The proposed retirement income covenant creates some interesting reading for financial planners. It will place an obligation on superannuation trustees to formulate, review regularly and give effect to a retirement income strategy outlining how they plan to assist their members to balance key retirement income objectives.
Trustees will be expected to assist members to make decisions such as:
- when to retire
- whether to keep their money in superannuation
- how to invest their savings, both in and outside of superannuation
- how to draw down their savings, both in and outside of superannuation; and
- their future expenditure and capital needs.
This includes the complex interactions of these decisions with other systems like tax, social security, aged care and housing. Where these objectives compete, the strategy should identify how trustees intend to assist members to balance these objectives and how this assistance will affect their retirement incomes.
These are all items that fall squarely within the province of financial planners however Treasury does not necessarily consider this to be financial advice depending on how specifically it is targeted.

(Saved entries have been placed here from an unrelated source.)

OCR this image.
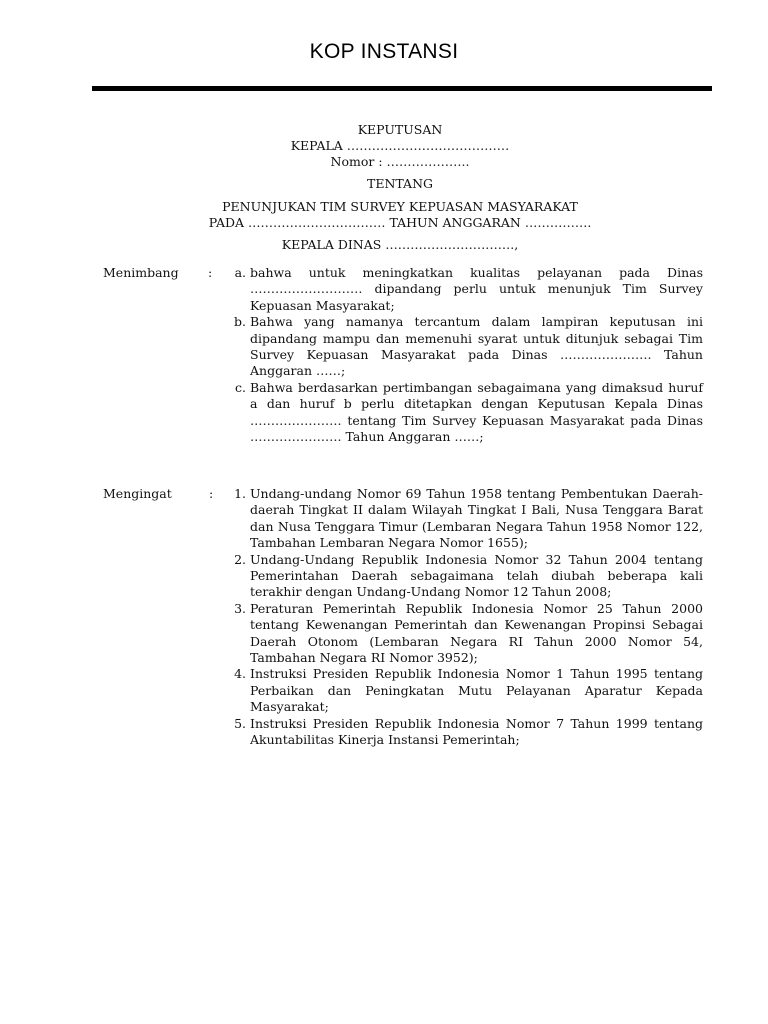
KOP INSTANSI
KEPUTUSAN
KEPALA …………………………………
Nomor : ………………..
TENTANG
PENUNJUKAN TIM SURVEY KEPUASAN MASYARAKAT
PADA …………………………… TAHUN ANGGARAN …………….
KEPALA DINAS ………………………….,
Menimbang :	a. bahwa untuk meningkatkan kualitas pelayanan pada Dinas ……………………… dipandang perlu untuk menunjuk Tim Survey Kepuasan Masyarakat;
b. Bahwa yang namanya tercantum dalam lampiran keputusan ini dipandang mampu dan memenuhi syarat untuk ditunjuk sebagai Tim Survey Kepuasan Masyarakat pada Dinas …………………. Tahun Anggaran ……;
c. Bahwa berdasarkan pertimbangan sebagaimana yang dimaksud huruf a dan huruf b perlu ditetapkan dengan Keputusan Kepala Dinas …………………. tentang Tim Survey Kepuasan Masyarakat pada Dinas …………………. Tahun Anggaran ……;
Mengingat	:	1. Undang-undang Nomor 69 Tahun 1958 tentang Pembentukan Daerah-daerah Tingkat II dalam Wilayah Tingkat I Bali, Nusa Tenggara Barat dan Nusa Tenggara Timur (Lembaran Negara Tahun 1958 Nomor 122, Tambahan Lembaran Negara Nomor 1655);
2. Undang-Undang Republik Indonesia Nomor 32 Tahun 2004 tentang Pemerintahan Daerah sebagaimana telah diubah beberapa kali terakhir dengan Undang-Undang Nomor 12 Tahun 2008;
3. Peraturan Pemerintah Republik Indonesia Nomor 25 Tahun 2000 tentang Kewenangan Pemerintah dan Kewenangan Propinsi Sebagai Daerah Otonom (Lembaran Negara RI Tahun 2000 Nomor 54, Tambahan Negara RI Nomor 3952);
4. Instruksi Presiden Republik Indonesia Nomor 1 Tahun 1995 tentang Perbaikan dan Peningkatan Mutu Pelayanan Aparatur Kepada Masyarakat;
5. Instruksi Presiden Republik Indonesia Nomor 7 Tahun 1999 tentang Akuntabilitas Kinerja Instansi Pemerintah;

I find it hard to understand how such a detailed consideration could be useful if it was not specifically targeted so I predict that conflicts will arise between specialist financial planners and generalist APRA fund trustees as to the most appropriate advice for members. This comparison is problematic given that the advice from one will require payment whilst “advice” from the other will probably be “free”.
SMSFs are excluded from the retirement income covenant though the members of SMSFs that have engaged financial planners are already receiving the considerations that Treasury envisage – but at a higher level than will be required.